L’incontournable livre de chevet d’… Antigone Héron

Blogueuse littéraire depuis 2006, elle égraine et commente ses lectures sur son blog, Les lectures d’Antigone. Aussi passionnée qu’assidue, cette dévoreuse de livres a notamment participé au Prix Relay des voyageurs lecteurs 2018 ou au Prix des adhérents Fnac.

Quel est votre livre de chevet par excellence?

Je n’ai qu’un seul livre qui reste en permanence sur ma table de chevet: Lolita de Vladimir Nabokov. En plus d’être un roman très marquant et troublant, je trouve sa structure parfaite. De celles que j’aimerais imiter lorsqu’il m’arrive d’avoir des velléités d’écriture: des paragraphes courts, une langue qui scande, une écriture où chaque mot semble à sa place.

A quel moment l’avez-vous lu?

Je l’ai lu il y a plusieurs années, alors que je commençais une Maîtrise de Lettres. Je souhaitais parler du thème de l’exil en littérature. Mon maître de mémoire avait orienté mon regard sur Vladimir Nabokov, qui a écrit aussi bien en russe, en français qu’en anglais. Je crois avoir alors lu tout Vladimir Nabokov, entretiens et essais compris.

Pourquoi Lolita vous a-t-il marquée?

Je crois que c’est la modernité de la langue qui m’a séduite d’emblée. Puis cette ambiance dérangeante… et toute la tension du roman.
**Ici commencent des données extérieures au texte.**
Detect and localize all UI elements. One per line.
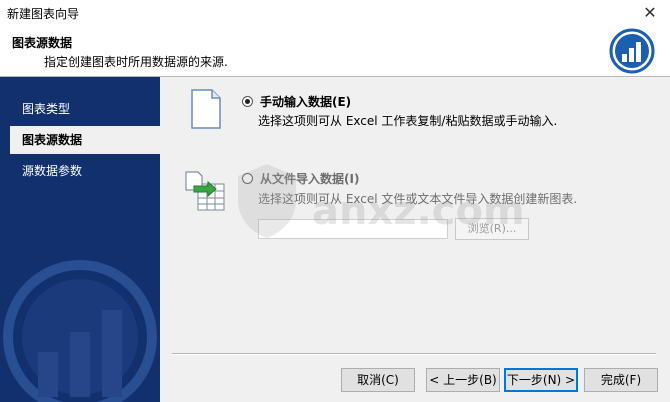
import-file-radio[interactable]	[242, 173, 253, 184]
title-bar: 新建图表向导 ✕	[0, 0, 670, 27]
import-file-icon	[185, 171, 225, 211]
sidebar-item-source-params[interactable]: 源数据参数	[10, 157, 160, 185]
cancel-button[interactable]: 取消(C)	[341, 368, 415, 392]
sidebar-chart-decoration-icon	[3, 260, 157, 402]
footer-divider	[172, 353, 656, 355]
import-file-description: 选择这项则可从 Excel 文件或文本文件导入数据创建新图表.	[258, 192, 578, 206]
close-icon[interactable]: ✕	[630, 0, 670, 26]
manual-input-radio[interactable]	[242, 96, 253, 107]
manual-input-label[interactable]: 手动输入数据(E)	[260, 93, 351, 110]
chart-logo-icon	[609, 28, 655, 74]
finish-button[interactable]: 完成(F)	[584, 368, 658, 392]
manual-input-description: 选择这项则可从 Excel 工作表复制/粘贴数据或手动输入.	[258, 114, 558, 128]
back-button[interactable]: < 上一步(B)	[426, 368, 500, 392]
wizard-header: 图表源数据 指定创建图表时所用数据源的来源.	[0, 26, 670, 77]
browse-button[interactable]: 浏览(R)...	[455, 218, 529, 240]
sidebar-item-chart-type[interactable]: 图表类型	[10, 95, 160, 123]
wizard-sidebar: 图表类型 图表源数据 源数据参数	[0, 77, 160, 402]
window-title: 新建图表向导	[7, 7, 80, 21]
import-file-label[interactable]: 从文件导入数据(I)	[260, 170, 359, 187]
sidebar-item-chart-source[interactable]: 图表源数据	[10, 126, 160, 154]
next-button[interactable]: 下一步(N) >	[504, 368, 578, 392]
blank-document-icon	[191, 89, 221, 129]
page-title: 图表源数据	[12, 36, 73, 50]
page-subtitle: 指定创建图表时所用数据源的来源.	[44, 55, 228, 69]
file-path-input[interactable]	[258, 219, 448, 239]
Quelles sensations a-t-il réveillées chez vous?

J’ai trouvé ce livre à la fois merveilleusement bien écrit et très dérangeant. C’est un roman qui provoque des sentiments ambivalents, car, au final, le lecteur reste choqué de s’être laissé entraîner dans une histoire aussi répréhensible, bercé par le discours de Humbert, la frivolité première de Lolita et la qualité de narrateur de Vladimir Nabokov.
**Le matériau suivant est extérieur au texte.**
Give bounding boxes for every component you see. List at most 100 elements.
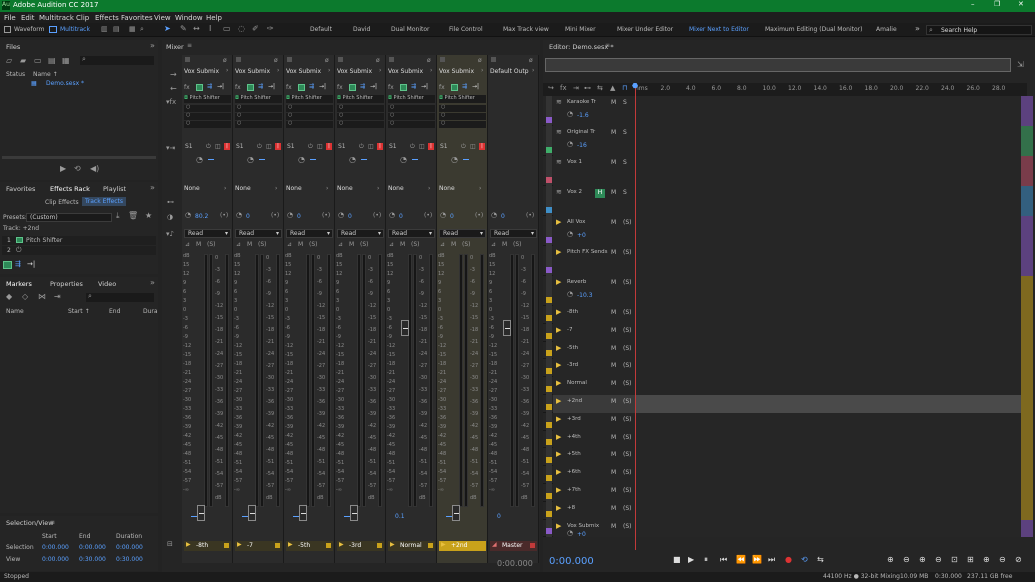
track-mute-button[interactable]: M xyxy=(611,416,616,423)
track-name[interactable]: -8th xyxy=(567,309,609,315)
strip-send-power-icon[interactable]: ⏻ xyxy=(410,143,415,151)
open-file-icon[interactable]: ▱ xyxy=(6,56,12,65)
track-mute-button[interactable]: M xyxy=(611,279,616,286)
track-solo-button[interactable]: (S) xyxy=(623,249,632,256)
track-lane[interactable] xyxy=(635,501,1021,520)
track-header[interactable]: ▶ +4th M (S) xyxy=(553,430,635,449)
strip-pan-value[interactable]: 0 xyxy=(246,213,250,220)
track-name[interactable]: Original Tr xyxy=(567,129,609,135)
strip-fx-prefader-icon[interactable]: →| xyxy=(370,83,377,90)
skip-selection-button[interactable]: ⇆ xyxy=(817,555,824,564)
strip-send-record-icon[interactable]: | xyxy=(326,143,332,150)
track-row[interactable]: ▶ +5th M (S) xyxy=(543,448,1033,467)
track-solo-button[interactable]: (S) xyxy=(623,380,632,387)
strip-fx-meter-icon[interactable]: ⇶ xyxy=(462,83,467,90)
strip-meter-toggle-icon[interactable]: ⊿ xyxy=(236,241,241,248)
zoom-out-tracks-icon[interactable]: ⊖ xyxy=(999,555,1006,564)
track-lane[interactable] xyxy=(635,126,1021,156)
strip-fx-slot-empty[interactable]: ○ xyxy=(439,120,486,128)
export-marker-icon[interactable]: ⇥ xyxy=(54,292,61,301)
strip-fx-slot-empty[interactable]: ○ xyxy=(337,104,384,112)
strip-fx-slot-1[interactable]: ◘ Pitch Shifter xyxy=(286,95,333,103)
strip-name-field[interactable]: ▶ -7 xyxy=(235,541,282,551)
track-mute-button[interactable]: M xyxy=(611,129,616,136)
markers-col-duration[interactable]: Dura xyxy=(143,308,158,315)
rewind-button[interactable]: ⏪ xyxy=(736,555,746,564)
strip-fx-slot-empty[interactable]: ○ xyxy=(337,112,384,120)
strip-send-volume-knob[interactable]: ◔ xyxy=(196,155,203,164)
strip-send-power-icon[interactable]: ⏻ xyxy=(461,143,466,151)
strip-fx-power-icon[interactable] xyxy=(349,84,356,91)
track-solo-button[interactable]: (S) xyxy=(623,279,632,286)
track-name[interactable]: Vox 1 xyxy=(567,159,609,165)
strip-fx-slot-empty[interactable]: ○ xyxy=(439,112,486,120)
track-name[interactable]: +5th xyxy=(567,451,609,457)
track-header[interactable]: ▶ +7th M (S) xyxy=(553,484,635,502)
strip-pan-value[interactable]: 0 xyxy=(501,213,505,220)
menu-window[interactable]: Window xyxy=(175,14,203,22)
zoom-selection-icon[interactable]: ⊞ xyxy=(967,555,974,564)
track-volume-knob[interactable]: ◔ xyxy=(567,140,573,148)
menu-favorites[interactable]: Favorites xyxy=(121,14,153,22)
track-lane[interactable] xyxy=(635,246,1021,276)
search-help-field[interactable]: ⌕ Search Help xyxy=(926,25,1032,35)
menu-edit[interactable]: Edit xyxy=(21,14,35,22)
track-row[interactable]: ▶ -5th M (S) xyxy=(543,341,1033,360)
fast-forward-button[interactable]: ⏩ xyxy=(752,555,762,564)
menu-clip[interactable]: Clip xyxy=(76,14,89,22)
track-name[interactable]: Karaoke Tr xyxy=(567,99,609,105)
track-lane[interactable] xyxy=(635,216,1021,246)
strip-fx-power-icon[interactable] xyxy=(247,84,254,91)
strip-volume-value[interactable]: 0.1 xyxy=(395,513,405,520)
track-header[interactable]: ≋ Original Tr M S ◔ -16 xyxy=(553,126,635,156)
track-mute-button[interactable]: M xyxy=(611,345,616,352)
track-solo-button[interactable]: (S) xyxy=(623,469,632,476)
sv-view-end[interactable]: 0:30.000 xyxy=(79,556,106,563)
workspace-max-track-view[interactable]: Max Track view xyxy=(503,26,549,33)
strip-volume-fader[interactable] xyxy=(350,505,358,521)
strip-fx-slot-empty[interactable]: ○ xyxy=(184,112,231,120)
strip-send-volume-knob[interactable]: ◔ xyxy=(247,155,254,164)
playhead-handle-icon[interactable]: ⬣ xyxy=(632,82,638,90)
track-row[interactable]: ▶ Pitch FX Sends M (S) xyxy=(543,246,1033,276)
waveform-button[interactable]: Waveform xyxy=(14,26,44,33)
strip-fx-power-icon[interactable] xyxy=(196,84,203,91)
favorite-star-icon[interactable]: ★ xyxy=(145,211,152,220)
spectral-icon[interactable]: ▥ xyxy=(101,25,108,33)
workspace-maximum-editing[interactable]: Maximum Editing (Dual Monitor) xyxy=(765,26,862,33)
preview-loop-icon[interactable]: ⟲ xyxy=(74,164,81,173)
markers-col-start[interactable]: Start ↑ xyxy=(68,308,90,315)
tab-markers[interactable]: Markers xyxy=(6,280,32,291)
panel-menu-icon[interactable]: » xyxy=(150,41,155,50)
presets-dropdown[interactable]: (Custom) xyxy=(26,213,112,222)
strip-meter-toggle-icon[interactable]: ⊿ xyxy=(287,241,292,248)
strip-meter-toggle-icon[interactable]: ⊿ xyxy=(491,241,496,248)
strip-send-volume-knob[interactable]: ◔ xyxy=(298,155,305,164)
track-lane[interactable] xyxy=(635,466,1021,484)
strip-automation-mode[interactable]: Read ▾ xyxy=(337,229,384,238)
track-solo-button[interactable]: S xyxy=(623,159,627,166)
strip-fx-meter-icon[interactable]: ⇶ xyxy=(411,83,416,90)
strip-fx-power-icon[interactable] xyxy=(298,84,305,91)
track-header[interactable]: ▶ +5th M (S) xyxy=(553,448,635,467)
track-mute-button[interactable]: M xyxy=(611,505,616,512)
track-lane[interactable] xyxy=(635,395,1021,413)
move-clip-icon[interactable]: ↪ xyxy=(548,84,554,92)
track-row[interactable]: ▶ +8 M (S) xyxy=(543,501,1033,520)
snap-icon[interactable]: ⊓ xyxy=(622,84,627,92)
slot-power-icon[interactable] xyxy=(16,237,23,243)
strip-volume-fader[interactable] xyxy=(401,320,409,336)
strip-send-volume-knob[interactable]: ◔ xyxy=(400,155,407,164)
track-name[interactable]: +4th xyxy=(567,434,609,440)
track-solo-button[interactable]: (S) xyxy=(623,451,632,458)
strip-output-select[interactable]: Vox Submix xyxy=(286,68,332,77)
move-tool-icon[interactable]: ➤ xyxy=(164,24,171,33)
strip-mute-button[interactable]: M xyxy=(349,241,354,248)
track-name[interactable]: Pitch FX Sends xyxy=(567,249,609,255)
strip-pan-value[interactable]: 80.2 xyxy=(195,213,208,220)
strip-fx-meter-icon[interactable]: ⇶ xyxy=(258,83,263,90)
strip-fx-slot-empty[interactable]: ○ xyxy=(388,104,435,112)
sv-selection-duration[interactable]: 0:00.000 xyxy=(116,544,143,551)
workspace-mixer-under-editor[interactable]: Mixer Under Editor xyxy=(617,26,673,33)
track-lane[interactable] xyxy=(635,377,1021,395)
L’avez vous-lu plusieurs fois?

Je crois l’avoir lu au moins deux fois.

A qui l’avez-vous prêté?

Je ne l’ai pas prêté, mais je répété autour de moi qu’il s’agissait d’un livre incontournable. Mon exemplaire a un peu vieilli: il est tout jaune et ses pages largement griffonnées!

Quel adjectif utiliseriez-vous pour qualifier ce livre?

Magistral.

Quelle question auriez-vous souhaité poser à son auteur?

Pourquoi cette fascination pour les nymphettes, semblant correspondre si peu à vos intérêts personnels ?

Et à son éditeur?

Avez-vous longtemps hésité avant de publier ce roman au goût évident de scandale?